A solid if uneventful week for most of the developed equity markets. The one exception was the Chinese market, as the Shanghai Composite gained almost 8% on the week. The big talking point last week was the fall in the oil price and its impact on energy related companies, which took a real battering on Friday in particular. The oil price fall had some impact on the gold price, which fell back to $1164 an ounce, a previous support level. One would suggest there was quite a lot of capitulation in the oil sector on Friday, not only in the commodity but in equity related stocks as well, and one may see some consolidation from here.
The fall in the oil price appeared to lead to a spike in the Vix on Friday, having traded below 12 during the week; it finished almost unchanged on the week just above 13. Bond yields continue to fall across the globe as bond investors expect the continuing fall in the oil price will add to the deflationary pressures. We will speculate during the week how the falling oil price may actually have an inflationary impact on the global economy.

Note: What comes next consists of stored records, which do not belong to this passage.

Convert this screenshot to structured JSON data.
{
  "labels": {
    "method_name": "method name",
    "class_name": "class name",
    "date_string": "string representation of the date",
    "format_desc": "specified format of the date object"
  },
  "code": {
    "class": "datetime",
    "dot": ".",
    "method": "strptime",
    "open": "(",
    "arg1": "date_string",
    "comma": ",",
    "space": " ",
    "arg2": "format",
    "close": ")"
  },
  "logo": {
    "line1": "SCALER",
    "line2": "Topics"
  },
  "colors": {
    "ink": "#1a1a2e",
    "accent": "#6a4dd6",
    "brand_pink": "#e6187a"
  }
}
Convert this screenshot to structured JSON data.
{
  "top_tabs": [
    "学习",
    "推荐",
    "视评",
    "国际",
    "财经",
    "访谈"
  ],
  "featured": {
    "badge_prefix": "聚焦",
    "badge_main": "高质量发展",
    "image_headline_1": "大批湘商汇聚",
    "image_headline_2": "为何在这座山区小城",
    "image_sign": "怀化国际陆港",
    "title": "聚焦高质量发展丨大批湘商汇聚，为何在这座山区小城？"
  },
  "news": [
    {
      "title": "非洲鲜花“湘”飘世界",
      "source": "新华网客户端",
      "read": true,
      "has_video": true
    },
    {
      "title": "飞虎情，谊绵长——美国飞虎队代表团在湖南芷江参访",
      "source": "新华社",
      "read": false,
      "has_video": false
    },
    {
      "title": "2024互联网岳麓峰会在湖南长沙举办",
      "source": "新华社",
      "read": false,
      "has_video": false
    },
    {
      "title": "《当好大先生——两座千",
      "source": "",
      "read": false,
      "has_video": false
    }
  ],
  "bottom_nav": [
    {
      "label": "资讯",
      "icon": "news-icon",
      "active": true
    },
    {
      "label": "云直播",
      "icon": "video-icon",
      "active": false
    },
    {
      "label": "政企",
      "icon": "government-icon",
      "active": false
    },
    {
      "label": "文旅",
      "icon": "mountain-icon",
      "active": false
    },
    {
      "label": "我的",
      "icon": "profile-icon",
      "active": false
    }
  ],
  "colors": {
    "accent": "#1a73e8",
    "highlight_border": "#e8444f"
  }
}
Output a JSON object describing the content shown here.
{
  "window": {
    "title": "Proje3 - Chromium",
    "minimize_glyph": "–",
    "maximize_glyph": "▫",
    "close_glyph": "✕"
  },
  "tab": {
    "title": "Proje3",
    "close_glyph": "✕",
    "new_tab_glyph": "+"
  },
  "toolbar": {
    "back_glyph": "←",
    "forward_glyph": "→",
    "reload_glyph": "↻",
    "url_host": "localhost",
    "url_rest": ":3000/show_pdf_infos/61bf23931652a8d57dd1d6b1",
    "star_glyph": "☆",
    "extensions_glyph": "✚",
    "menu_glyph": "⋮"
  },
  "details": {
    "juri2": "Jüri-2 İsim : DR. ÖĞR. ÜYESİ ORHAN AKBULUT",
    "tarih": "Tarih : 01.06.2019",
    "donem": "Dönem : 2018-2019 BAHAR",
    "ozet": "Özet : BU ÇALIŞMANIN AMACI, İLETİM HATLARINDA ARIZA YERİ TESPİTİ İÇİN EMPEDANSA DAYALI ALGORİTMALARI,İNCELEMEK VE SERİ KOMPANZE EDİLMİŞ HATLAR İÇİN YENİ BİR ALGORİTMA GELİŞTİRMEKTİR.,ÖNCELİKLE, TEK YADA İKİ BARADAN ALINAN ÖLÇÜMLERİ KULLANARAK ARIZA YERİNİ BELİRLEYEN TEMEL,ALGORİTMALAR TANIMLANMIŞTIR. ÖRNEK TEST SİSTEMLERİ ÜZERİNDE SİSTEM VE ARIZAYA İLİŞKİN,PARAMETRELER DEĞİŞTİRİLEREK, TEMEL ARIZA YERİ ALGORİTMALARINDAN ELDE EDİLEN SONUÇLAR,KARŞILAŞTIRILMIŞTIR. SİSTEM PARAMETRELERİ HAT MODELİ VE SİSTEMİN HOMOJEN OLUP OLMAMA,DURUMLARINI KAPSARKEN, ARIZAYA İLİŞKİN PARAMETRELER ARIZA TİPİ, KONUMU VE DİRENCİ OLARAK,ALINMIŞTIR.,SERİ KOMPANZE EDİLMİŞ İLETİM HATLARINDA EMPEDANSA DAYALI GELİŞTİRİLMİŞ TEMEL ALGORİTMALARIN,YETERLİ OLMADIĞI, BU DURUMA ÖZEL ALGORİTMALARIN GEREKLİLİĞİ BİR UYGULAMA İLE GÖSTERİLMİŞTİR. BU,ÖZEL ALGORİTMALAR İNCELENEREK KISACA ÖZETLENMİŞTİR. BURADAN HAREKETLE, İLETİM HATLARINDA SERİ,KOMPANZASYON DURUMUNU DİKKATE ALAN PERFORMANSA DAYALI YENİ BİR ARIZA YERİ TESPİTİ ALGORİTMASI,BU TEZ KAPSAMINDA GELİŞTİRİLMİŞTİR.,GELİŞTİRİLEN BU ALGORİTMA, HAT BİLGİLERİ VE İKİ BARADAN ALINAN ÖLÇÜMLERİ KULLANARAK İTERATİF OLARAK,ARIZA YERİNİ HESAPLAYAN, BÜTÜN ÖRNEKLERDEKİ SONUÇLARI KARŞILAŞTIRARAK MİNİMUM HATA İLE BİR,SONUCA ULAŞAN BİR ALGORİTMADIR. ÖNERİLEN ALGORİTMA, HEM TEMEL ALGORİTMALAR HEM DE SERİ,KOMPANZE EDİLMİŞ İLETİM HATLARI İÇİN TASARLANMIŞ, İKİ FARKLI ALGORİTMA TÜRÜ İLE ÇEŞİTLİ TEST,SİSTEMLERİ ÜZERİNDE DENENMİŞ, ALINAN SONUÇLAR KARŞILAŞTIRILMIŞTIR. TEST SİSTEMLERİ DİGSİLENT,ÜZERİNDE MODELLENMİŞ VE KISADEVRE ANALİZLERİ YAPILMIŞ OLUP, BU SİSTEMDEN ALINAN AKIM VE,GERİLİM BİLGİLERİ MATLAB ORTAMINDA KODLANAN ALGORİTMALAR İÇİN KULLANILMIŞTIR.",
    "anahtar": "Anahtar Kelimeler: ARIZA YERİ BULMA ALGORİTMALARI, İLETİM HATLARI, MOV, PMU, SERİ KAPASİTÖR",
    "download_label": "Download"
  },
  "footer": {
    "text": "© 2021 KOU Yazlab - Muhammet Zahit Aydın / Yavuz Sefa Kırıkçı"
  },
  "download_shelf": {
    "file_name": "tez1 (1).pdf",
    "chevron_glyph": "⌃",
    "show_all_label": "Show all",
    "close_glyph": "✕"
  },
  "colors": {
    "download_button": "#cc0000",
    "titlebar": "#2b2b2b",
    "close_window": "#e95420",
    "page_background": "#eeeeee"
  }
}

The week ahead will be dominated in the UK by the Chancellors Autumn statement on Wednesday, the last one ahead of next May’s general election. On the one hand George Osborne will refer to the strength of the UK economy as well as the falling unemployment rate but he will also have to discuss what measures he intends to introduce to reduce the ever-increasing budget deficient. On Thursday we get he latest UK rate decision, no change to interest rates is anticipated
In Europe the fun will also be on Thursday as we get the latest ECB rate decision announcement, as in the UK no changes are expected. Post the announcement we get the monthly conference where Mario Draghi fights back the lions of the press eager to know what further measures the committee has discussed. To be fair this may be a slightly more straight forward meeting as the recent European data for choice has been no worse than expected and at times modestly better.
The US will provide its usual selection of data points, but there will be quite a focus on employment data, on Friday we get to hear the latest us unemployment rate. Signs of continued strength in the labor market may bring back interest rate rise speculation
In China we get the final reading from the HSBC manufacturing purchasing managers index, opinion remains that the Bank of China may be prepared to cut rates again, a revision down particularly below 50 may well increase that view.